Complex kids tend to be 3-5 years behind their peers in some aspects of their development. More often than not, students' difficult behaviors are a result of developmental delays in executive function. When a student is struggling, take a few years off and consider where they are developmentally (rather than chronologically). That will help you address your students' challenges more constructively and compassionately. Remember – their difficulty managing their emotions is part of their developmental delay.

2. Understand the Role of Motivation.

The brains of students with executive function challenges are wired without a "just get it done" button. In fact, they need a motivation for everything they do. Younger children may be motivated by pleasing adults, but it's not a sustainable strategy for the long term. Help them identify what is likely to motivate them using this acronym: P (play/humor) I (interest) N (novelty) C (competition) H (hurry up/urgency).

3. Make CALM a priority.

When students resist work, are oppositional, anxious, impulsive, over-sensitive, aggressive, etc., their immature executive functions are interfering with their education. Focus on calm. For you, instead of getting frustrated, get curious. Identify the underlying source of a student's emotional reactions. For students, create an environment that makes mistakes "matter-of-fact." Don't ask them "why" they did something because they probably don’t know. Instead, help them identify their feelings and concerns without shame, embarrassment or judgment. When we stay calm, we keep things from escalating; when our students stay calm, they have access to the problem-solving parts of their brain.


At School Survival for Teachers, in over an hour we barely got through a quarter of the questions that registered teachers submitted. Clearly, the need is great.

Our Solution: Sanity School® for Teachers

Parents want their child’s teachers to have the training and tools they need to help kids succeed in school. And teachers want a more effective toolbox for teaching kids with complex issues because they really want to help.

So, if the question is, how do we help teachers get the training they need? Our answer is Sanity School® for Teachers.
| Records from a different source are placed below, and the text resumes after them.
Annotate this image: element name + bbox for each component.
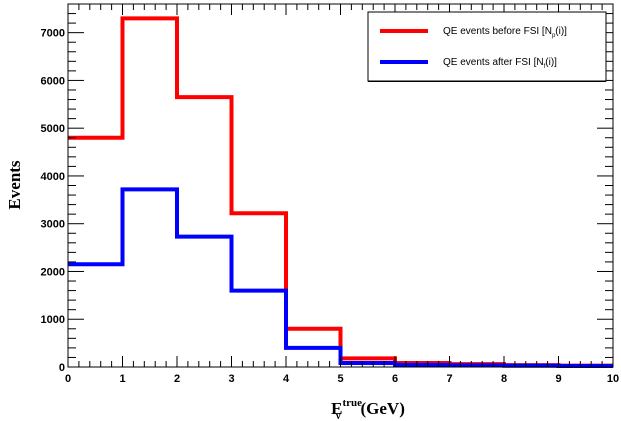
y-tick-label-2: 2000 [41, 266, 65, 278]
x-tick-label-5: 5 [337, 373, 343, 385]
x-axis-title-sub: ν [335, 411, 341, 421]
legend-label-before-fsi: QE events before FSI [Np(i)] [443, 26, 567, 39]
y-tick-label-6: 6000 [41, 75, 65, 87]
x-axis-title-sup: true [342, 397, 362, 409]
x-axis-title: Etrue ν (GeV) [331, 397, 405, 421]
x-axis-title-unit: (GeV) [360, 399, 404, 418]
x-tick-label-0: 0 [65, 373, 71, 385]
tick-labels-layer: 0 1 2 3 4 5 6 7 8 9 10 0 1000 2000 3000 4000 5000 6000 700… [41, 28, 620, 385]
legend-label-after-fsi: QE events after FSI [Nf(i)] [443, 57, 557, 70]
x-tick-label-2: 2 [174, 373, 180, 385]
x-tick-label-1: 1 [119, 373, 125, 385]
x-tick-label-10: 10 [607, 373, 619, 385]
ticks-layer [67, 3, 614, 368]
x-tick-label-9: 9 [555, 373, 561, 385]
x-axis-title-main: E [331, 399, 342, 418]
x-tick-label-8: 8 [501, 373, 507, 385]
x-tick-label-4: 4 [283, 373, 290, 385]
y-tick-label-7: 7000 [41, 28, 65, 40]
y-tick-label-3: 3000 [41, 219, 65, 231]
legend: QE events before FSI [Np(i)] QE events a… [367, 11, 607, 82]
y-axis-title: Events [5, 160, 24, 210]
x-tick-label-6: 6 [392, 373, 398, 385]
x-tick-label-3: 3 [228, 373, 234, 385]
x-tick-label-7: 7 [446, 373, 452, 385]
y-tick-label-1: 1000 [41, 314, 65, 326]
legend-box [367, 11, 607, 82]
y-tick-label-0: 0 [59, 362, 65, 374]
y-tick-label-5: 5000 [41, 123, 65, 135]
legend-shadow [368, 81, 606, 82]
y-tick-label-4: 4000 [41, 171, 65, 183]
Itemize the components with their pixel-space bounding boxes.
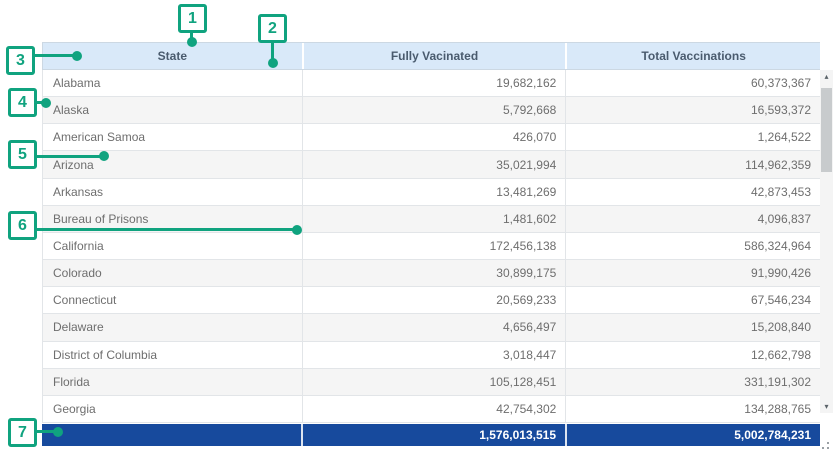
totals-state-cell [42, 424, 301, 446]
table-row[interactable]: California 172,456,138 586,324,964 [43, 232, 820, 261]
state-cell: Bureau of Prisons [53, 211, 149, 226]
total-vaccinations-cell: 42,873,453 [565, 178, 820, 205]
callout-line-6 [35, 228, 295, 231]
state-cell: California [53, 239, 104, 254]
callout-line-5 [35, 155, 102, 158]
table-row[interactable]: Colorado 30,899,175 91,990,426 [43, 260, 820, 288]
resize-grip[interactable] [820, 440, 832, 452]
state-cell: Delaware [53, 320, 104, 335]
callout-number-3: 3 [16, 51, 25, 69]
callout-marker-7: 7 [8, 418, 37, 447]
table-row[interactable]: Florida 105,128,451 331,191,302 [43, 368, 820, 396]
callout-dot-4 [41, 98, 51, 108]
callout-marker-4: 4 [8, 88, 37, 117]
fully-vaccinated-cell: 1,481,602 [301, 205, 566, 232]
table-row[interactable]: Georgia 42,754,302 134,288,765 [43, 395, 820, 424]
column-header-fully-vaccinated[interactable]: Fully Vacinated [301, 43, 566, 69]
callout-number-7: 7 [18, 423, 27, 441]
fully-vaccinated-cell: 30,899,175 [301, 260, 566, 287]
callout-marker-2: 2 [258, 14, 287, 43]
callout-dot-1 [187, 37, 197, 47]
table-row[interactable]: American Samoa 426,070 1,264,522 [43, 124, 820, 152]
state-cell: Arkansas [53, 184, 104, 199]
callout-line-2 [271, 41, 274, 60]
scroll-down-icon[interactable]: ▾ [824, 401, 829, 411]
column-header-state[interactable]: State [157, 49, 187, 63]
total-vaccinations-cell: 15,208,840 [565, 314, 820, 341]
fully-vaccinated-cell: 35,021,994 [301, 151, 566, 178]
state-cell: American Samoa [53, 130, 146, 145]
callout-line-1 [190, 31, 193, 39]
callout-marker-6: 6 [8, 211, 37, 240]
state-cell: District of Columbia [53, 347, 158, 362]
state-cell: Florida [53, 374, 90, 389]
total-vaccinations-cell: 16,593,372 [565, 97, 820, 124]
table-row[interactable]: District of Columbia 3,018,447 12,662,798 [43, 341, 820, 369]
table-row[interactable]: Arizona 35,021,994 114,962,359 [43, 151, 820, 179]
total-vaccinations-cell: 4,096,837 [565, 205, 820, 232]
table-header-row: State Fully Vacinated Total Vaccinations [42, 42, 820, 70]
fully-vaccinated-cell: 42,754,302 [301, 395, 566, 423]
fully-vaccinated-cell: 19,682,162 [301, 70, 566, 97]
callout-line-3 [33, 54, 75, 57]
state-cell: Colorado [53, 266, 102, 281]
callout-line-7 [35, 430, 56, 433]
column-header-total-vaccinations[interactable]: Total Vaccinations [565, 43, 820, 69]
callout-number-2: 2 [268, 19, 277, 37]
scrollbar-thumb[interactable] [821, 88, 832, 172]
state-cell: Georgia [53, 401, 96, 416]
table-row[interactable]: Alabama 19,682,162 60,373,367 [43, 70, 820, 98]
table-row[interactable]: Arkansas 13,481,269 42,873,453 [43, 178, 820, 206]
total-vaccinations-cell: 1,264,522 [565, 124, 820, 151]
callout-dot-3 [72, 51, 82, 61]
totals-total-vaccinations-cell: 5,002,784,231 [565, 424, 820, 446]
total-vaccinations-cell: 331,191,302 [565, 368, 820, 395]
total-vaccinations-cell: 67,546,234 [565, 287, 820, 314]
totals-row: 1,576,013,515 5,002,784,231 [42, 424, 820, 446]
table-body: Alabama 19,682,162 60,373,367 Alaska 5,792,6… [42, 70, 820, 424]
callout-number-6: 6 [18, 216, 27, 234]
callout-number-4: 4 [18, 93, 27, 111]
callout-dot-2 [268, 58, 278, 68]
table-row[interactable]: Delaware 4,656,497 15,208,840 [43, 314, 820, 342]
state-cell: Alaska [53, 103, 90, 118]
state-cell: Alabama [53, 76, 101, 91]
callout-marker-5: 5 [8, 140, 37, 169]
fully-vaccinated-cell: 3,018,447 [301, 341, 566, 368]
callout-dot-7 [53, 427, 63, 437]
callout-number-5: 5 [18, 145, 27, 163]
state-cell: Connecticut [53, 293, 117, 308]
scrollbar-track[interactable] [820, 83, 833, 400]
vaccination-table-widget: State Fully Vacinated Total Vaccinations… [42, 42, 833, 446]
fully-vaccinated-cell: 5,792,668 [301, 97, 566, 124]
fully-vaccinated-cell: 13,481,269 [301, 178, 566, 205]
total-vaccinations-cell: 60,373,367 [565, 70, 820, 97]
vertical-scrollbar[interactable]: ▴ ▾ [820, 70, 833, 413]
callout-marker-3: 3 [6, 46, 35, 75]
total-vaccinations-cell: 586,324,964 [565, 232, 820, 260]
total-vaccinations-cell: 134,288,765 [565, 395, 820, 423]
callout-dot-5 [99, 151, 109, 161]
total-vaccinations-cell: 12,662,798 [565, 341, 820, 368]
callout-dot-6 [292, 225, 302, 235]
fully-vaccinated-cell: 172,456,138 [301, 232, 566, 260]
fully-vaccinated-cell: 105,128,451 [301, 368, 566, 395]
totals-fully-vaccinated-cell: 1,576,013,515 [301, 424, 565, 446]
table-row[interactable]: Alaska 5,792,668 16,593,372 [43, 97, 820, 125]
fully-vaccinated-cell: 426,070 [301, 124, 566, 151]
callout-marker-1: 1 [178, 4, 207, 33]
state-cell: Arizona [53, 157, 94, 172]
fully-vaccinated-cell: 4,656,497 [301, 314, 566, 341]
scroll-up-icon[interactable]: ▴ [824, 71, 829, 81]
fully-vaccinated-cell: 20,569,233 [301, 287, 566, 314]
callout-number-1: 1 [188, 9, 197, 27]
table-row[interactable]: Connecticut 20,569,233 67,546,234 [43, 287, 820, 315]
total-vaccinations-cell: 91,990,426 [565, 260, 820, 287]
total-vaccinations-cell: 114,962,359 [565, 151, 820, 178]
callout-line-4 [35, 101, 44, 104]
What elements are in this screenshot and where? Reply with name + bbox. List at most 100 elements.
  • "Hello. I just finished Week 6 of Sanity School®. Thank you for this amazing program! I have already started sharing the way the program has changed my perspective of my students (by helping me to understand them better) and transformed my classroom. In particular, I really love the chart on executive function. I think it is a great tool to use in my school with parents." Jessica G., Teacher, NJ


Sanity School® for Teachers energizes and equips teachers to create more productive classrooms. Teachers get an understanding of the key issues facing students, and three months of coaching and support to implement what they're learning in their classrooms.

So if you're a teacher who wants help, we invite you to try the strategies we've shared here, and find out more about our new program for teachers. It is nothing short of transformational.
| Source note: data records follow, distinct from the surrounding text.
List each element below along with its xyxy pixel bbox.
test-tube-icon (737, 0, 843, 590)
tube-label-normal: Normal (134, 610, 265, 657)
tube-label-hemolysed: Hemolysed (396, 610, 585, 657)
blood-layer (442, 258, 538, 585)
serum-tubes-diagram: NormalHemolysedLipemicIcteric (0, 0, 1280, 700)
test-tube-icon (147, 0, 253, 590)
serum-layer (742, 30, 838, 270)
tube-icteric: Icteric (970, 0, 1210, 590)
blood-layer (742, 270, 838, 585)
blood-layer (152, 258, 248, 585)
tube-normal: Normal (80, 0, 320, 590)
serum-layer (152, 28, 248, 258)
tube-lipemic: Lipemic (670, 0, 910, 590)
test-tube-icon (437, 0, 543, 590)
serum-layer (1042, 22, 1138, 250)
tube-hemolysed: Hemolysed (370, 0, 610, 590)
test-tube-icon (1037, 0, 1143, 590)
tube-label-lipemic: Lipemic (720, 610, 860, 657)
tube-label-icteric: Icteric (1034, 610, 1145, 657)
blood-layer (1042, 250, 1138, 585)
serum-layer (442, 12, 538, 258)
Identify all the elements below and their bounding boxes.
And if you're a parent, and you know your child's teachers need help, share this article and encourage your child's teacher to get support in learning how to teach students with ADHD. Talk to the administration about enrolling teachers into Sanity School®. Advocate for your child, and for all the other kids who deserve teachers who really "get it."

P.S. While I was writing this article, a client texted me. I'm not making this up, I promise. She had just left a parent/teacher conference, and wrote: "I just had a teacher ASK me for resources so he could learn about ADHD!!! He was fascinated when I described some of the lesser-known symptoms. He said it makes so much sense because he couldn't figure out why my son can be so advanced with complicated topics but not able to organize the basic assignments. I think teachers know and recognize the 'typical' ADHD hyperactivity, but they aren't aware of the spectrum and how many kids fly under the radar. But these kids are stressed every day just trying to get by. They also spend a ton of energy trying to look 'normal.' And yes, I'm sending him the Sanity School® for Teachers stuff. Such a total WIN!!"